The young couple tried to flee to a place where they hoped Rajagopal wouldn’t find them, but five of Rajagopal’s employees, led by a restaurant manager named Daniel, intercepted them. The henchmen forced the couple into an Ambassador car and drove them to a Saravana Bhavan warehouse in KK Nagar, where Rajagopal appeared. According to the court’s narrative, Rajagopal hiked up his dhoti and gave Santhakumar a beating. Jeevajothi fell at Rajagopal’s feet and begged him to stop. Rajagopal told his men to take Santhakumar to the next room and continue beating him. Jeevajothi sat in the corner and wept.

The next day, Daniel called Jeevajothi to apologize and suggested that she go to the police.

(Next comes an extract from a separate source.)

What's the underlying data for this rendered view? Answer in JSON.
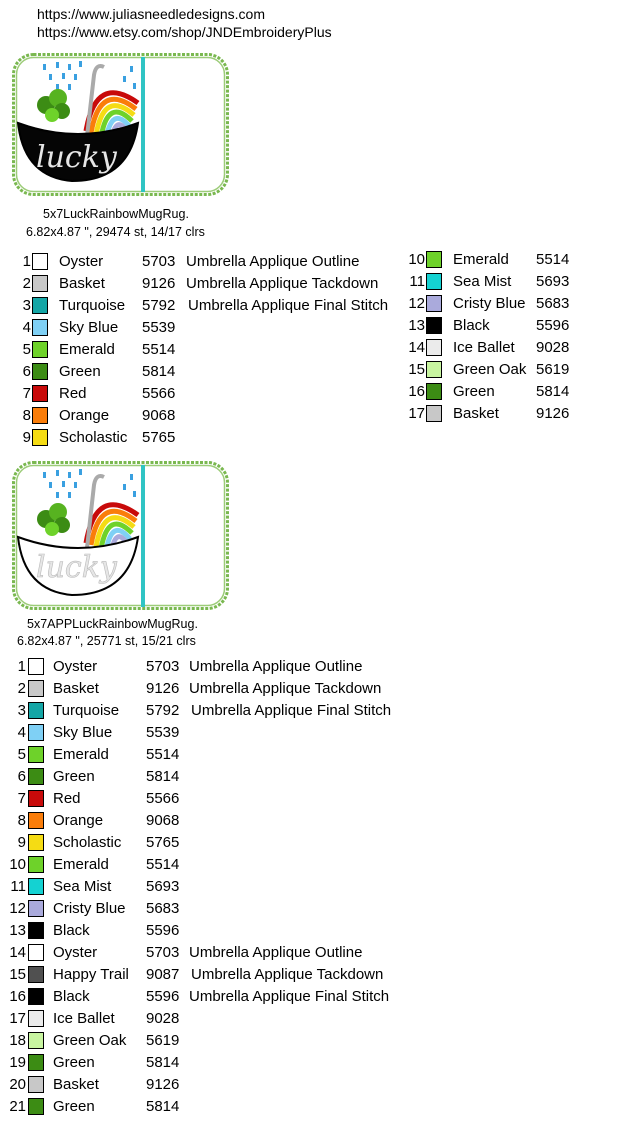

Though Rajagopal’s men held Jeevajothi and Santhakumar under a kind of house arrest, they escaped on Oct. 12 under the pretext of going out to attend a “felicitation function” for Rajagopal. Instead, they went to the city police commissioner’s office to file a complaint. Six days later, Rajagopal’s employees kidnapped the couple again and forcibly separated them. They pushed Jeevajothi into a Mercedes with Rajagopal, who brandished a photocopy of her police complaint and asked her mockingly about its contents.

Jeevajothi didn’t know what became of Santhakumar. He reached her by phone two days later, telling her that Rajagopal had paid Daniel 500,000 rupees ($10,000) to kill him, but Daniel had instead let him escape and advised him to hide out in Mumbai. She urged Santhakumar to come home to her; together, Jeevajothi said, they’d plead with Rajagopal to leave them alone. “It is obvious,” the court wrote, “that their overwhelming love for each other persuaded them to take the risk.”

Later that night, the couple, joined by Jeevajothi’s parents and brother, went to Saravana Bhavan headquarters to meet Rajagopal. He told them to wait in a nearby room. Then he interrogated Daniel about what happened to Santhakumar. Daniel lied and said that he had tied him up on a railway track, where a train ran him over, and then he burned his clothes. With a dramatic flourish, Rajagopal then called Santhakumar into the room. Who’s this then, he asked Daniel, Santhakumar’s ghost? Daniel started beating Santhakumar there in the office, enraged that he’d revealed his betrayal of Rajagopal. Jeevajothi and her family tried to intervene. Eventually Rajagopal and his henchmen put them all into a van, which, according to the court, took them to a specialist in a faraway village “for removal of witchcraft.”

Two days later, Rajagopal’s men forced Santhakumar into a car with Daniel, and they drove north. On Oct. 31, high up in the Western Ghats mountain range near a resort town called Kodaikanal, forest officials discovered a body. An assistant surgeon at the local hospital concluded in his post-mortem that the cause of Santhakumar’s death was “asphyxia due to throttling.” The police later found the alleged murder weapon — a sarong — under the seat of Daniel’s car.

Daniel was convicted of murder along with Rajagopal and has also been released on bail, but I was never able to track him down. Jeevajothi, too, has made herself impossible to find.